Monday, July 18, 2005

Conservative Republicans Wage War on Science

U.S. House Energy and Commerce Committee Chairman Joe Barton (R-Tex.), who opposes mandatory curbs on greenhouse gas emissions and questions the science underlying such efforts, did not like a scientific report about global warming. So he did the current Republican thing: he put the three scientists who wrote the report under investigation.

The three scientists? Michael E. Mann will direct the Earth System Science Center at Pennsylvania State University as of next month; Raymond S. Bradley is a geosciences professor at the University of Massachusetts at Amherst; and Malcolm K. Hughes is a professor at the University of Arizona's Laboratory of Tree-Ring Research.

The scientists' findings (according to the WashPost): "Using climate records culled from tree rings, glacial-ice layers and coral-growth layers, the three professors -- whose research was funded in part by the federal government -- determined in 1998 that temperatures have skyrocketed in the past century compared with the 500 years preceding it. The three men put the figures in a graph now known as the 'hockey stick,' and their work helped prompt the U.N. Intergovernmental Panel on Climate Change in 2001 to declare the 1990s as the warmest decade in the past 1,000 years."

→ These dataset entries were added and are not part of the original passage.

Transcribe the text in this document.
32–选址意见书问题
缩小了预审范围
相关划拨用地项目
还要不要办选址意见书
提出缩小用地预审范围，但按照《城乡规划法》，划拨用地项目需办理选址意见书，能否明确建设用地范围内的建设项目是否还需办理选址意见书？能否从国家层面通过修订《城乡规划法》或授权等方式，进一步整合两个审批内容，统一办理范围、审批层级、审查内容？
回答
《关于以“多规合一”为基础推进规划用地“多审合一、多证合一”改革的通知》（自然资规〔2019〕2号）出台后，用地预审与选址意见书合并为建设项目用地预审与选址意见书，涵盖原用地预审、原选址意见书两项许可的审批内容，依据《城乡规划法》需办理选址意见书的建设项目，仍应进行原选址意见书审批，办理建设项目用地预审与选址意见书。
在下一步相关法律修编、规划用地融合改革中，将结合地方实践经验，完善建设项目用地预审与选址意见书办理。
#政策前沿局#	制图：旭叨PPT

Rep. Barton began investigating Mann, Bradley, and Hughes last month, demanding they "justify" their work.

Fellow scientists protested Barton's "probe." Some 20 "prominent climatologists" sent Barton a letter questioning why he would put these three scientists under pressure, when dozens of others have also contributed to the current thinking on climate change. "A congressional investigation, based on the authority of the House Commerce Committee, is probably not the best way to resolve a scientific issue, and a focus on individual scientists can be intimidating," National Academy of Sciences President Ralph J. Cicerone wrote Barton.

Rep. Henry A. Waxman (D-Calif.), a senior Democrat on the Energy and Commerce Committee, also wrote Barton on July 1st that some might interpret the probe "as a transparent effort to bully and harass climate change experts who have reached conclusions with which you disagree."

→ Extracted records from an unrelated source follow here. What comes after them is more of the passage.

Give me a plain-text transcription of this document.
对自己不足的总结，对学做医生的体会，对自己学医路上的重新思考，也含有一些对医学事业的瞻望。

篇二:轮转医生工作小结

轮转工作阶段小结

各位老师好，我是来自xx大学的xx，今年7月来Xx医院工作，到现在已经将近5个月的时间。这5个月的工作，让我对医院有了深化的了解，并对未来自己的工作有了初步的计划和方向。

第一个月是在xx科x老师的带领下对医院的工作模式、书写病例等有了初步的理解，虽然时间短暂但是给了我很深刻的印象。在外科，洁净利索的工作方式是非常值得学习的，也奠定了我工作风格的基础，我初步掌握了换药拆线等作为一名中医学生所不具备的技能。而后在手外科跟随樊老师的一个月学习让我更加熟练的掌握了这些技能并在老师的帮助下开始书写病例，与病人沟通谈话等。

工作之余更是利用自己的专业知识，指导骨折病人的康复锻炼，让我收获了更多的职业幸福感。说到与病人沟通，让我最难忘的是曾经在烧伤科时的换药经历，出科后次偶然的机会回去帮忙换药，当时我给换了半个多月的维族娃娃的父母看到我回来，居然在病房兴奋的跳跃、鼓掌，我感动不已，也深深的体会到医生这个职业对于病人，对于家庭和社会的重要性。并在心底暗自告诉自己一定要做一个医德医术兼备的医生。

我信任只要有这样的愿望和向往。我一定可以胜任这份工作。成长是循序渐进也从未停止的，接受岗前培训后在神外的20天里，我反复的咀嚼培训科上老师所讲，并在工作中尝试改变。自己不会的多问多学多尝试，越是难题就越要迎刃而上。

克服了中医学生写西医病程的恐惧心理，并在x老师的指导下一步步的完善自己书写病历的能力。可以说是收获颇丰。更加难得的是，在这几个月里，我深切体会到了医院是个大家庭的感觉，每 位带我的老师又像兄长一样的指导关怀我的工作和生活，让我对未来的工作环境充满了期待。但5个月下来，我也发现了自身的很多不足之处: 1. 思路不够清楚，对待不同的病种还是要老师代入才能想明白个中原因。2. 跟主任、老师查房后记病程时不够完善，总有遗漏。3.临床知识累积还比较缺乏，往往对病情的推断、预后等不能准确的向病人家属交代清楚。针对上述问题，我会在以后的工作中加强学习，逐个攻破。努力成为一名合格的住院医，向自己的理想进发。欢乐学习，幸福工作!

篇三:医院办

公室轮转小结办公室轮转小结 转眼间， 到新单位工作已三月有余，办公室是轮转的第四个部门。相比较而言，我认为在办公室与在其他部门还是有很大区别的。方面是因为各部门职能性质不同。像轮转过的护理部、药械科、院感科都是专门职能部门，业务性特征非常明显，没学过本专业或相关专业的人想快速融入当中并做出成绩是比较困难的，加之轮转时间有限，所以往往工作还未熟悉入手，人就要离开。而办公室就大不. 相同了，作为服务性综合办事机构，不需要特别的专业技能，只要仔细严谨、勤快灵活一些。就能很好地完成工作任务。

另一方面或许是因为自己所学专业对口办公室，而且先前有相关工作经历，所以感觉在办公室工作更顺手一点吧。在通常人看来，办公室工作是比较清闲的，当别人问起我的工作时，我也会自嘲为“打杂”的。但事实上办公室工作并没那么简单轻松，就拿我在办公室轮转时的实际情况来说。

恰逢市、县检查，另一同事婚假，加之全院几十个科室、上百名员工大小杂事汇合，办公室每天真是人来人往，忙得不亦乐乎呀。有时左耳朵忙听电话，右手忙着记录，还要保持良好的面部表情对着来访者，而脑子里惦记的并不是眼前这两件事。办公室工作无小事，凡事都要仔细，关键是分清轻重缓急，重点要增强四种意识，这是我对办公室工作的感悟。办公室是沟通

And now, even fellow Republicans recognize the Barton bullying. House Science Committee Chairman Sherwood L. Boehlert (R-N.Y.) has demanded that Barton call off his "misguided and illegitimate investigation." Boehlert, who is probably the most "environmental" of any current Republican in Congress, wrote Barton, "My primary concern about your investigation is that its purpose seems to be to intimidate scientists rather than to learn from them, and to substitute congressional political review for scientific review."

So far, Barton is blowing off everybody in his lust to prove that no one need do anything to stop polluting the air and thereby raising global heat. He's from TEXAS, Bubba, don't you know?